The play was never published in printing during Sayers’s lifetime and only had a limited stage exposure outside of London (and none at all in London itself); possibly as a result of clashing – as Sayers herself put it – on its opening night “with Mr. Hitler’s gala performance in Norway and Denmark” (i.e., the Nazis’ 1940 invasion of Norway). Another reason may have been the strictures imposed by Sayers’s son Anthony Fleming, who – jealously protective of his mother’s standing as a writer – even in this 1980s’ “resurrection” prohibited any editorial reference to Sayers’s private life or to himself, even though the play features a young boy brought up by relatives in the country while his mother is pursuing a literary career in London. And according to the play itself, he definitely had a point; the boy's mother, a successful dramatist, is observed rebutting a journalist (on the phone): “Oh, no, Mr. Mackenzie – Not the personal angle, please. No, really, what has one’s private life to do with one’s work? Well, I daresay that is the question, but I don’t want to discuss it.”

 

Whatever the reasons for the play’s having been allowed to slip into oblivion, it is a pity that this should have happened, as Love All compares favorably with other plays in a similar vein that actually have survived until today. – As the alternative title suggests, to even try and sum up the plot would be giving away major plot points, so I’m just going to end with a few of my favorite quotes: 

   “LYDIA: I thought it would be nice to marry Godfrey […] his books were so thrilling. They made me go all soppy, only he isn’t really a bit like his books.

   JANET: Authors never are. They write themselves out into their books, and the real person is just the odds-and-ends left over.”

 

   “LYDIA: And after dinner he’d read me what he’d done.

   JANET: Just so. And ask for your opinion and advice.

   […]

   LYDIA: Sometimes I tried disagreeing with something for a change.
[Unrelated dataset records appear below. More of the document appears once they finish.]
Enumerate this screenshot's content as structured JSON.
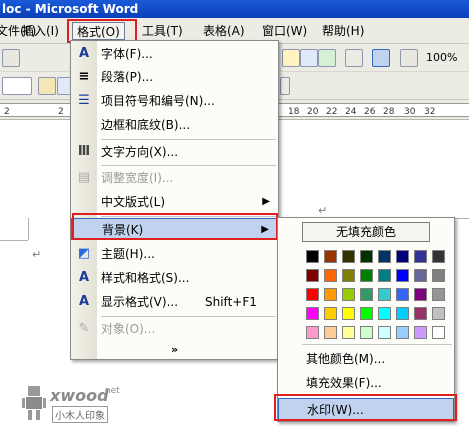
{
  "window": {
    "title": "loc - Microsoft Word"
  },
  "menubar": {
    "items": [
      {
        "label": "文件(F)"
      },
      {
        "label": "插入(I)"
      },
      {
        "label": "格式(O)"
      },
      {
        "label": "工具(T)"
      },
      {
        "label": "表格(A)"
      },
      {
        "label": "窗口(W)"
      },
      {
        "label": "帮助(H)"
      }
    ]
  },
  "toolbar": {
    "zoom": "100%"
  },
  "ruler": {
    "ticks": [
      "2",
      "2",
      "18",
      "20",
      "22",
      "24",
      "26",
      "28",
      "30",
      "32"
    ]
  },
  "document": {
    "para_mark": "↵"
  },
  "format_menu": {
    "items": [
      {
        "label": "字体(F)...",
        "icon": "font-icon",
        "glyph": "A",
        "disabled": false
      },
      {
        "label": "段落(P)...",
        "icon": "paragraph-icon",
        "glyph": "≡",
        "disabled": false
      },
      {
        "label": "项目符号和编号(N)...",
        "icon": "bullets-icon",
        "glyph": "☰",
        "disabled": false
      },
      {
        "label": "边框和底纹(B)...",
        "icon": "",
        "glyph": "",
        "disabled": false
      },
      {
        "label": "文字方向(X)...",
        "icon": "text-direction-icon",
        "glyph": "Ⅲ",
        "disabled": false
      },
      {
        "label": "调整宽度(I)...",
        "icon": "adjust-width-icon",
        "glyph": "▤",
        "disabled": true
      },
      {
        "label": "中文版式(L)",
        "icon": "",
        "glyph": "",
        "disabled": false,
        "submenu": true
      },
      {
        "label": "背景(K)",
        "icon": "",
        "glyph": "",
        "disabled": false,
        "submenu": true,
        "highlighted": true
      },
      {
        "label": "主题(H)...",
        "icon": "theme-icon",
        "glyph": "◩",
        "disabled": false
      },
      {
        "label": "样式和格式(S)...",
        "icon": "styles-icon",
        "glyph": "A",
        "disabled": false
      },
      {
        "label": "显示格式(V)...",
        "icon": "reveal-format-icon",
        "glyph": "A",
        "disabled": false,
        "shortcut": "Shift+F1"
      },
      {
        "label": "对象(O)...",
        "icon": "object-icon",
        "glyph": "✎",
        "disabled": true
      }
    ],
    "expand": "»"
  },
  "background_submenu": {
    "no_fill": "无填充颜色",
    "palette": [
      [
        "#000000",
        "#993300",
        "#333300",
        "#003300",
        "#003366",
        "#000080",
        "#333399",
        "#333333"
      ],
      [
        "#800000",
        "#ff6600",
        "#808000",
        "#008000",
        "#008080",
        "#0000ff",
        "#666699",
        "#808080"
      ],
      [
        "#ff0000",
        "#ff9900",
        "#99cc00",
        "#339966",
        "#33cccc",
        "#3366ff",
        "#800080",
        "#969696"
      ],
      [
        "#ff00ff",
        "#ffcc00",
        "#ffff00",
        "#00ff00",
        "#00ffff",
        "#00ccff",
        "#993366",
        "#c0c0c0"
      ],
      [
        "#ff99cc",
        "#ffcc99",
        "#ffff99",
        "#ccffcc",
        "#ccffff",
        "#99ccff",
        "#cc99ff",
        "#ffffff"
      ]
    ],
    "more_colors": "其他颜色(M)...",
    "fill_effects": "填充效果(F)...",
    "watermark": "水印(W)..."
  },
  "site_logo": {
    "brand": "xwood",
    "suffix": ".net",
    "tagline": "小木人印象"
  },
  "colors": {
    "highlight": "#c1d2ee",
    "annotation_red": "#e02020",
    "titlebar": "#0a3fb8"
  }
}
   JANET: How did that work?

   LYDIA: Then he explained why he was right. I found that took rather too long.

   JANET: It does, rather. Has he done much scrapping and rewriting?

   LYDIA: He’s always scrapping and rewriting bits. Except the bits I disagreed with. He always kept those.”

 

   “LYDIA: Every great man has had a woman behind him.

   JANET: And every great woman has had some man or other in front of her, tripping her up.”

 

   “LYDIA: Is the next book going to be about a devoted woman who sacrificed her career for her lover?

   JANET: No, darling; that was the one he wrote just before he met you.”